During the media event held at the South African stand, Minister Adam signed a communiqué with Minister Van Schalkwyk, along with ambassadors, tourism ministers, and senior officials from Australia, Kenya, New Zealand, Singapore, and the Caribbean Tourism Organisation, which represents 33 long-haul destinations, on the discriminatory nature of the taxes being imposed on travel to long-haul destinations by some European countries.
The communiqué signed, notes the importance of the tourism sector as a major force for development, as well as the importance of developing sustainable eco-tourism, but states that the long-haul taxes being imposed are discriminatory favoring short-haul destinations and that the size of the taxes are excessive.
While speaking to the media Minister Adam explained that not only did the taxes discriminate against destinations like Seychelles, they are damaging to small island states that rely heavily on tourism and who are already faced with other development challenges, and that the environmental arguments for such a tax make no sense when considering the number of flights to holiday destinations.
“Holiday destinations like Seychelles have perhaps one or two long-haul flights a day while popular destinations closer to home have hundreds of daily flights,” said the Minister, “The taxes are calculated by distance traveled and are not a true reflection of the environmental impact and carbon emissions of short-haul flights, which only incur a minimal tax.”
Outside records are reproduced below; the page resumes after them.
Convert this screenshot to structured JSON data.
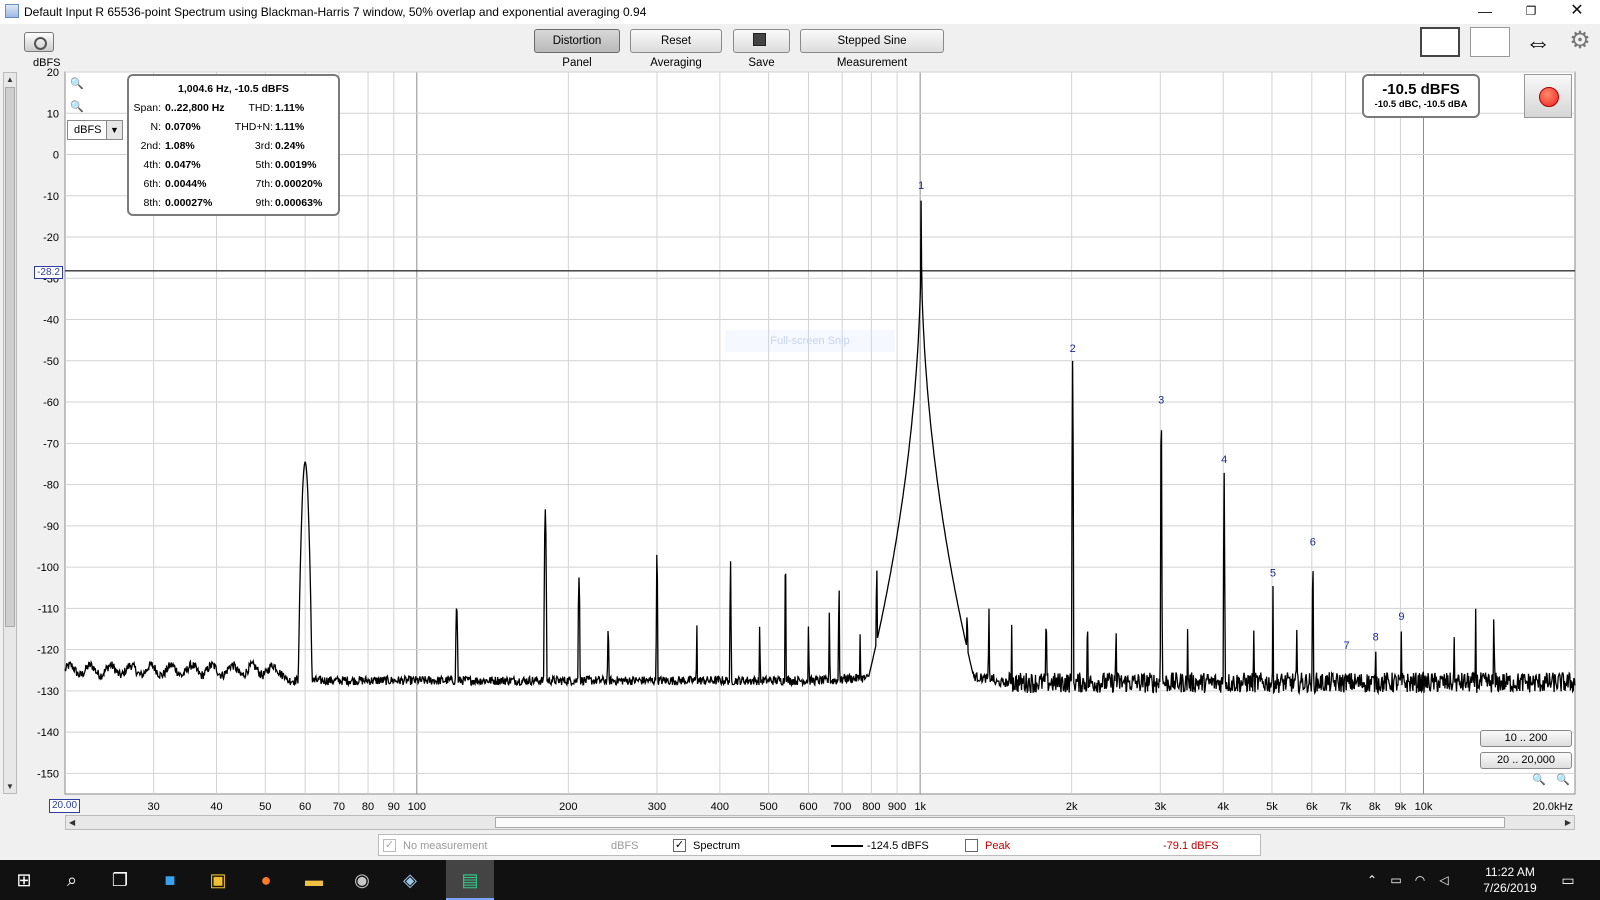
{
  "window": {
    "title": "Default Input R 65536-point Spectrum using Blackman-Harris 7 window, 50% overlap and exponential averaging 0.94",
    "min_glyph": "—",
    "max_glyph": "❐",
    "close_glyph": "✕"
  },
  "toolbar": {
    "distortion_label": "Distortion Panel",
    "reset_label": "Reset Averaging",
    "save_label": "Save",
    "stepped_label": "Stepped Sine Measurement",
    "icons": [
      "camera-icon",
      "view-icon",
      "columns-icon",
      "move-icon",
      "gear-icon"
    ]
  },
  "overlays": {
    "unit_label": "dBFS",
    "unit_select": "dBFS",
    "cursor_y": "-28.2",
    "cursor_x": "20.00",
    "snip_hint": "Full-screen Snip",
    "level_main": "-10.5 dBFS",
    "level_sub": "-10.5 dBC, -10.5 dBA",
    "range_low": "10 .. 200",
    "range_high": "20 .. 20,000"
  },
  "distortion_panel": {
    "header": "1,004.6 Hz, -10.5 dBFS",
    "rows": [
      {
        "l1": "Span:",
        "v1": "0..22,800 Hz",
        "l2": "THD:",
        "v2": "1.11%"
      },
      {
        "l1": "N:",
        "v1": "0.070%",
        "l2": "THD+N:",
        "v2": "1.11%"
      },
      {
        "l1": "2nd:",
        "v1": "1.08%",
        "l2": "3rd:",
        "v2": "0.24%"
      },
      {
        "l1": "4th:",
        "v1": "0.047%",
        "l2": "5th:",
        "v2": "0.0019%"
      },
      {
        "l1": "6th:",
        "v1": "0.0044%",
        "l2": "7th:",
        "v2": "0.00020%"
      },
      {
        "l1": "8th:",
        "v1": "0.00027%",
        "l2": "9th:",
        "v2": "0.00063%"
      }
    ]
  },
  "legend": {
    "no_measurement": "No measurement",
    "no_measurement_unit": "dBFS",
    "spectrum_label": "Spectrum",
    "spectrum_value": "-124.5 dBFS",
    "peak_label": "Peak",
    "peak_value": "-79.1 dBFS",
    "peak_color": "#c00000"
  },
  "taskbar": {
    "time": "11:22 AM",
    "date": "7/26/2019"
  },
  "chart_data": {
    "type": "line",
    "x_scale": "log",
    "xlim": [
      20,
      20000
    ],
    "ylim": [
      -155,
      20
    ],
    "y_unit": "dBFS",
    "y_ticks": [
      20,
      10,
      0,
      -10,
      -20,
      -30,
      -40,
      -50,
      -60,
      -70,
      -80,
      -90,
      -100,
      -110,
      -120,
      -130,
      -140,
      -150
    ],
    "x_ticks": [
      {
        "f": 30,
        "label": "30"
      },
      {
        "f": 40,
        "label": "40"
      },
      {
        "f": 50,
        "label": "50"
      },
      {
        "f": 60,
        "label": "60"
      },
      {
        "f": 70,
        "label": "70"
      },
      {
        "f": 80,
        "label": "80"
      },
      {
        "f": 90,
        "label": "90"
      },
      {
        "f": 100,
        "label": "100"
      },
      {
        "f": 200,
        "label": "200"
      },
      {
        "f": 300,
        "label": "300"
      },
      {
        "f": 400,
        "label": "400"
      },
      {
        "f": 500,
        "label": "500"
      },
      {
        "f": 600,
        "label": "600"
      },
      {
        "f": 700,
        "label": "700"
      },
      {
        "f": 800,
        "label": "800"
      },
      {
        "f": 900,
        "label": "900"
      },
      {
        "f": 1000,
        "label": "1k"
      },
      {
        "f": 2000,
        "label": "2k"
      },
      {
        "f": 3000,
        "label": "3k"
      },
      {
        "f": 4000,
        "label": "4k"
      },
      {
        "f": 5000,
        "label": "5k"
      },
      {
        "f": 6000,
        "label": "6k"
      },
      {
        "f": 7000,
        "label": "7k"
      },
      {
        "f": 8000,
        "label": "8k"
      },
      {
        "f": 9000,
        "label": "9k"
      },
      {
        "f": 10000,
        "label": "10k"
      },
      {
        "f": 20000,
        "label": "20.0kHz"
      }
    ],
    "cursor_level": -28.2,
    "noise_floor": -126,
    "series": [
      {
        "color": "#000000",
        "peaks": [
          {
            "f": 60,
            "level": -74.5,
            "width": 0.012
          },
          {
            "f": 120,
            "level": -109.5,
            "width": 0.004
          },
          {
            "f": 180,
            "level": -86,
            "width": 0.003
          },
          {
            "f": 210,
            "level": -102.5,
            "width": 0.003
          },
          {
            "f": 240,
            "level": -115,
            "width": 0.003
          },
          {
            "f": 300,
            "level": -96,
            "width": 0.002
          },
          {
            "f": 360,
            "level": -114,
            "width": 0.002
          },
          {
            "f": 420,
            "level": -98.5,
            "width": 0.002
          },
          {
            "f": 480,
            "level": -114,
            "width": 0.002
          },
          {
            "f": 540,
            "level": -98.5,
            "width": 0.002
          },
          {
            "f": 600,
            "level": -114,
            "width": 0.002
          },
          {
            "f": 660,
            "level": -111,
            "width": 0.002
          },
          {
            "f": 690,
            "level": -105,
            "width": 0.002
          },
          {
            "f": 760,
            "level": -116,
            "width": 0.002
          },
          {
            "f": 820,
            "level": -100,
            "width": 0.002
          },
          {
            "f": 880,
            "level": -112,
            "width": 0.002
          },
          {
            "f": 960,
            "level": -98,
            "width": 0.002
          },
          {
            "f": 1004.6,
            "level": -10.5,
            "width": 0.0015
          },
          {
            "f": 1040,
            "level": -93,
            "width": 0.002
          },
          {
            "f": 1120,
            "level": -110,
            "width": 0.002
          },
          {
            "f": 1240,
            "level": -110,
            "width": 0.002
          },
          {
            "f": 1370,
            "level": -110,
            "width": 0.002
          },
          {
            "f": 1520,
            "level": -114,
            "width": 0.002
          },
          {
            "f": 1780,
            "level": -112,
            "width": 0.002
          },
          {
            "f": 2009,
            "level": -50,
            "width": 0.0015
          },
          {
            "f": 2150,
            "level": -113,
            "width": 0.002
          },
          {
            "f": 2450,
            "level": -115,
            "width": 0.002
          },
          {
            "f": 3013,
            "level": -62.5,
            "width": 0.0015
          },
          {
            "f": 3400,
            "level": -115,
            "width": 0.002
          },
          {
            "f": 4018,
            "level": -77,
            "width": 0.0015
          },
          {
            "f": 4600,
            "level": -115,
            "width": 0.002
          },
          {
            "f": 5023,
            "level": -104.5,
            "width": 0.0015
          },
          {
            "f": 5600,
            "level": -115,
            "width": 0.002
          },
          {
            "f": 6028,
            "level": -97,
            "width": 0.0015
          },
          {
            "f": 7032,
            "level": -122,
            "width": 0.0015
          },
          {
            "f": 8037,
            "level": -120,
            "width": 0.0015
          },
          {
            "f": 9041,
            "level": -115,
            "width": 0.0015
          },
          {
            "f": 12700,
            "level": -110,
            "width": 0.0015
          },
          {
            "f": 13800,
            "level": -110,
            "width": 0.0015
          },
          {
            "f": 11500,
            "level": -115,
            "width": 0.0015
          }
        ]
      }
    ],
    "markers": [
      {
        "label": "1",
        "f": 1004.6,
        "level": -10.5
      },
      {
        "label": "2",
        "f": 2009,
        "level": -50
      },
      {
        "label": "3",
        "f": 3013,
        "level": -62.5
      },
      {
        "label": "4",
        "f": 4018,
        "level": -77
      },
      {
        "label": "5",
        "f": 5023,
        "level": -104.5
      },
      {
        "label": "6",
        "f": 6028,
        "level": -97
      },
      {
        "label": "7",
        "f": 7032,
        "level": -122
      },
      {
        "label": "8",
        "f": 8037,
        "level": -120
      },
      {
        "label": "9",
        "f": 9041,
        "level": -115
      }
    ]
  }
}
The statement issued calls for a reconsideration of these taxes as they result in a 3-5% increase in flight costs, which will have a negative impact on tourism and because long-haul destinations have no alternative modes of access to air travel. Short-haul destinations have the options to take trains, ferries, or road transportation.
In addition to the discriminatory and industry damaging nature of the taxes the representatives gathered also noted that the revenue from these unilateral taxes, which are being described as environmental or green taxes are not in fact being re-invested into environmental purposes.
The press event concluded with an invitation for other long-haul destinations to join the on-going process to have the European countries re-evaluate these taxes.